Instruction obligatoire à trois ans : un surcoût pour les collectivités estimé à 100 millions d’euros

Le rapport aborde également l’abaissement à trois ans de l’obligation d’instruction (aujourd'hui fixé à 6 ans). Mesure annoncée par le président de la République lors des Assises de la maternelle au printemps dernier, elle se traduira dans le "projet de loi pour une école de la confiance" qui sera examiné par le Parlement au premier semestre 2019 pour une entrée en vigueur à la rentrée 2019.
Le rapport note que "la scolarisation des enfants de moins de trois ans nécessite un local adapté, ou une adaptation des locaux et un équipement en matériel spécifique, définis en accord avec la collectivité compétente" et que des formations pourraient être communes aux enseignants et personnels municipaux.
Il rappelle que si le taux de scolarisation des enfants de trois ans s’élève aujourd’hui déjà à 98,9%, il est beaucoup plus faible dans les territoires d’outre-mer et la fréquentation de l’école maternelle est "marquée par une assiduité relative".

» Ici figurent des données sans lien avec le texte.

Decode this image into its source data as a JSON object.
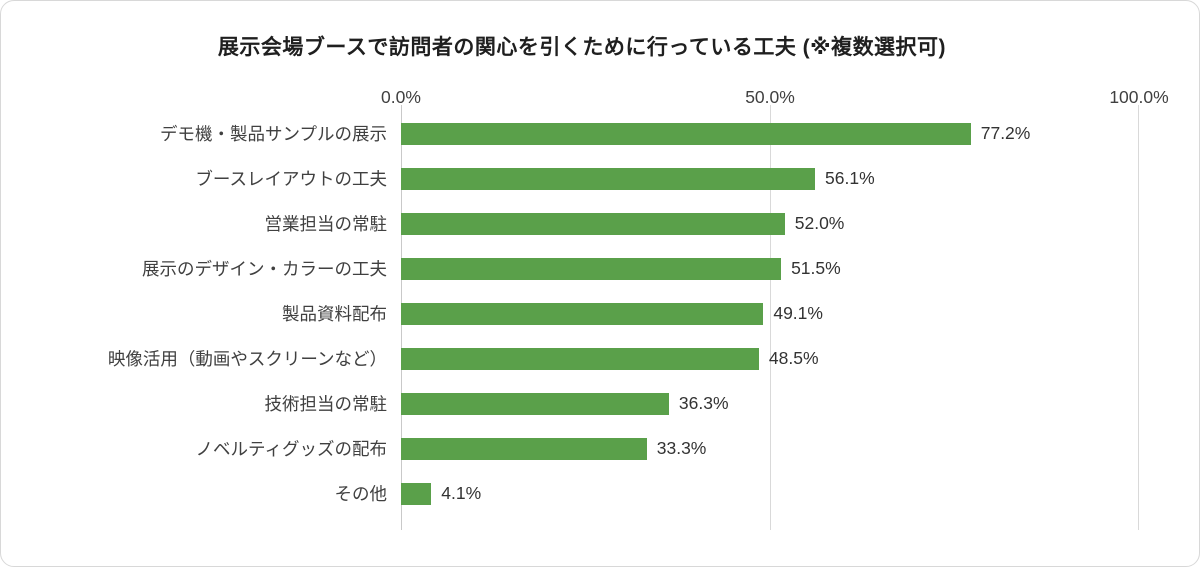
{
  "title": "展示会場ブースで訪問者の関心を引くために行っている工夫 (※複数選択可)",
  "chart_data": {
    "type": "bar",
    "orientation": "horizontal",
    "title": "展示会場ブースで訪問者の関心を引くために行っている工夫 (※複数選択可)",
    "categories": [
      "デモ機・製品サンプルの展示",
      "ブースレイアウトの工夫",
      "営業担当の常駐",
      "展示のデザイン・カラーの工夫",
      "製品資料配布",
      "映像活用（動画やスクリーンなど）",
      "技術担当の常駐",
      "ノベルティグッズの配布",
      "その他"
    ],
    "values": [
      77.2,
      56.1,
      52.0,
      51.5,
      49.1,
      48.5,
      36.3,
      33.3,
      4.1
    ],
    "value_labels": [
      "77.2%",
      "56.1%",
      "52.0%",
      "51.5%",
      "49.1%",
      "48.5%",
      "36.3%",
      "33.3%",
      "4.1%"
    ],
    "axis_ticks": [
      "0.0%",
      "50.0%",
      "100.0%"
    ],
    "xlim": [
      0,
      100
    ],
    "xlabel": "",
    "ylabel": "",
    "grid": "vertical",
    "legend": "none",
    "bar_color": "#5aa04a"
  }
}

D'un point de vue purement quantitatif, la mesure se traduira, selon le ministère, par une augmentation du nombre d’enfants scolarisés située entre 23.000 et 26.000, mais que cette augmentation sera compensée par la baisse attendue du nombre d’élèves prévue en 2019.

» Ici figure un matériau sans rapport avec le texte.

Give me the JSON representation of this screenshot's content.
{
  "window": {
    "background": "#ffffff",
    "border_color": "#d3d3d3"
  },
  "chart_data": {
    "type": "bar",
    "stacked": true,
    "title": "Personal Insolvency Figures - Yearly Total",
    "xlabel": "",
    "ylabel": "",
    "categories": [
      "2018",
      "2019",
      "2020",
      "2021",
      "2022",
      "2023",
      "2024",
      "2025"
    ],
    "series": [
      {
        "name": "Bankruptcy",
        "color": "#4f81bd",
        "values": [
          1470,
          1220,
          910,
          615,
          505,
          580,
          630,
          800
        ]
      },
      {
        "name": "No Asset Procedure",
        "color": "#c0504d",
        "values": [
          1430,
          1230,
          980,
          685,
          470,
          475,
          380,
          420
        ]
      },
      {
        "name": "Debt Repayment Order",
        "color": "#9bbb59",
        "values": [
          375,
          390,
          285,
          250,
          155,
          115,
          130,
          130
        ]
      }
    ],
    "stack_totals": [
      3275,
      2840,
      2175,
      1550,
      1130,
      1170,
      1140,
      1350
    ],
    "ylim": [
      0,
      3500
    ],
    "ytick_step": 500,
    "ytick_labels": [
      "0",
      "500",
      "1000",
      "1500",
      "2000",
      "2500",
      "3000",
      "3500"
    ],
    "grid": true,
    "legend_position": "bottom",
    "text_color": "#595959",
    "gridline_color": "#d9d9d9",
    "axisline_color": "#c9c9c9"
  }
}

La mesure devrait en revanche se traduire par un surcoût pour les collectivités territoriales estimé à 100 millions d’euros. Mais "du fait des délais d’instruction des demandes, la compensation de ce surcoût ne devrait être versée qu’en 2020", souligne le rapport sénatorial, c’est pourquoi le PLF 2019 ne prévoit rien à cet effet. Le rapporteur promet d'ores et déjà qu'il sera "particulièrement vigilant à ce que le surcoût engendré pour les collectivités territoriales concernées soit intégralement compensé".

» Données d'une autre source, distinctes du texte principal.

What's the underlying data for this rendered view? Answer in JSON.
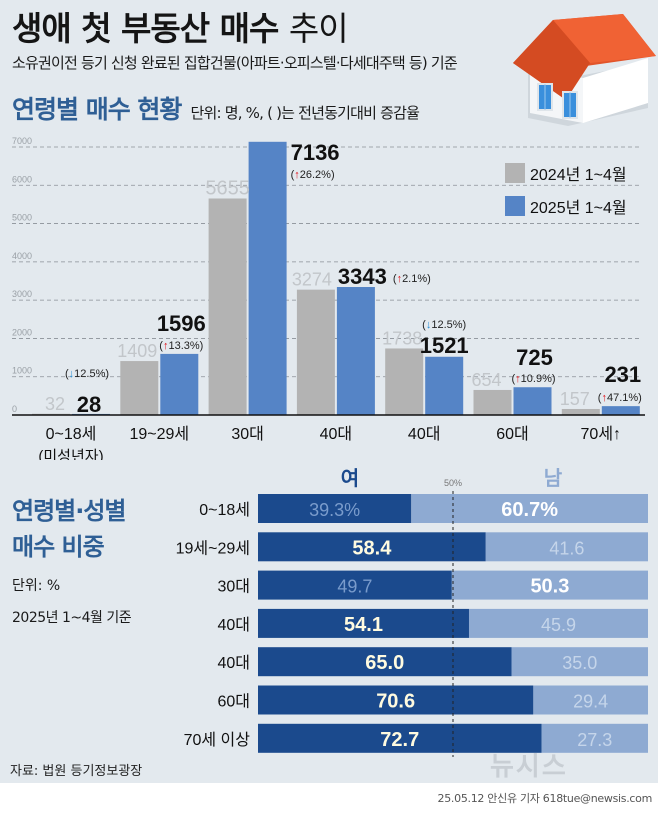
{
  "header": {
    "title_bold": "생애 첫 부동산 매수",
    "title_light": "추이",
    "subtitle": "소유권이전 등기 신청 완료된 집합건물(아파트·오피스텔·다세대주택 등) 기준"
  },
  "section1": {
    "heading": "연령별 매수 현황",
    "unit_note": "단위: 명, %, ( )는 전년동기대비 증감율"
  },
  "section2": {
    "heading_line1": "연령별·성별",
    "heading_line2": "매수 비중",
    "unit": "단위: %",
    "basis": "2025년 1~4월 기준"
  },
  "colors": {
    "bar_2024": "#b3b3b3",
    "bar_2025": "#5584c6",
    "female": "#1b4a8d",
    "male": "#8eaad2",
    "up_arrow": "#e0141b",
    "down_arrow": "#2a8fd6",
    "heading": "#2f5f95"
  },
  "chart_data": [
    {
      "type": "bar",
      "title": "연령별 매수 현황",
      "categories": [
        "0~18세",
        "19~29세",
        "30대",
        "40대",
        "40대",
        "60대",
        "70세↑"
      ],
      "category_sublabels": [
        "(미성년자)",
        "",
        "",
        "",
        "",
        "",
        ""
      ],
      "series": [
        {
          "name": "2024년 1~4월",
          "values": [
            32,
            1409,
            5655,
            3274,
            1738,
            654,
            157
          ]
        },
        {
          "name": "2025년 1~4월",
          "values": [
            28,
            1596,
            7136,
            3343,
            1521,
            725,
            231
          ]
        }
      ],
      "changes": [
        {
          "direction": "down",
          "label": "12.5%"
        },
        {
          "direction": "up",
          "label": "13.3%"
        },
        {
          "direction": "up",
          "label": "26.2%"
        },
        {
          "direction": "up",
          "label": "2.1%"
        },
        {
          "direction": "down",
          "label": "12.5%"
        },
        {
          "direction": "up",
          "label": "10.9%"
        },
        {
          "direction": "up",
          "label": "47.1%"
        }
      ],
      "ylim": [
        0,
        7000
      ],
      "yticks": [
        0,
        1000,
        2000,
        3000,
        4000,
        5000,
        6000,
        7000
      ],
      "grid": true,
      "legend": "top-right",
      "xlabel": "",
      "ylabel": ""
    },
    {
      "type": "bar",
      "stacked": true,
      "orientation": "horizontal",
      "title": "연령별·성별 매수 비중",
      "categories": [
        "0~18세",
        "19세~29세",
        "30대",
        "40대",
        "40대",
        "60대",
        "70세 이상"
      ],
      "series": [
        {
          "name": "여",
          "values": [
            39.3,
            58.4,
            49.7,
            54.1,
            65.0,
            70.6,
            72.7
          ],
          "labels": [
            "39.3%",
            "58.4",
            "49.7",
            "54.1",
            "65.0",
            "70.6",
            "72.7"
          ]
        },
        {
          "name": "남",
          "values": [
            60.7,
            41.6,
            50.3,
            45.9,
            35.0,
            29.4,
            27.3
          ],
          "labels": [
            "60.7%",
            "41.6",
            "50.3",
            "45.9",
            "35.0",
            "29.4",
            "27.3"
          ]
        }
      ],
      "reference_line": {
        "value": 50,
        "label": "50%"
      },
      "xlim": [
        0,
        100
      ]
    }
  ],
  "footer": {
    "source": "자료: 법원 등기정보광장",
    "credit": "25.05.12 안신유 기자 618tue@newsis.com",
    "watermark": "뉴시스"
  }
}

Scolarisation des enfants de deux ans : des maires peu motivés

Le rapport rend compte du "scepticisme des maires" quant à l'accueil des enfants de deux ans en éducation prioritaire. "Les communes sont réticentes à implanter ce type de structure compte tenu du coût, toujours en Atsem, souvent en mobilier, voire en garderie pré et post scolaire et au niveau de la restauration", relèvent les sénateurs en citant une note de l'Éducation nationale. "Ces réticences peuvent également être fondées par des considérations sur la préservation de l’emploi local, notamment des assistantes maternelles", ajoutent-ils.
Enfin, "le peu de confiance quant à la pérennité du dispositif constitue l’un des motifs invoqués pour expliquer le peu d’entrain de certains élus à consentir les investissements nécessaires", concluent-ils.
Il y a en revanche consensus pour mettre en avant "l’importance du rôle de l’Atsem dans l’accueil des enfants de deux ans et, plus généralement, dans le bon fonctionnement de l’école maternelle". Le rapporteur estime lui aussi que "la reconnaissance du rôle éducatif et d’assistance pédagogique des Atsem est nécessaire et méritée, comme l’ont recommandé deux rapports consacrés à leur métier" (voir nos articles ci-dessous).
De même, le partenariat entre l’école, les parents et les autres acteurs de la petite enfance (commune, PMI, CAF) est cité comme "l’une des conditions de réussite" de la scolarisation des enfants de deux ans.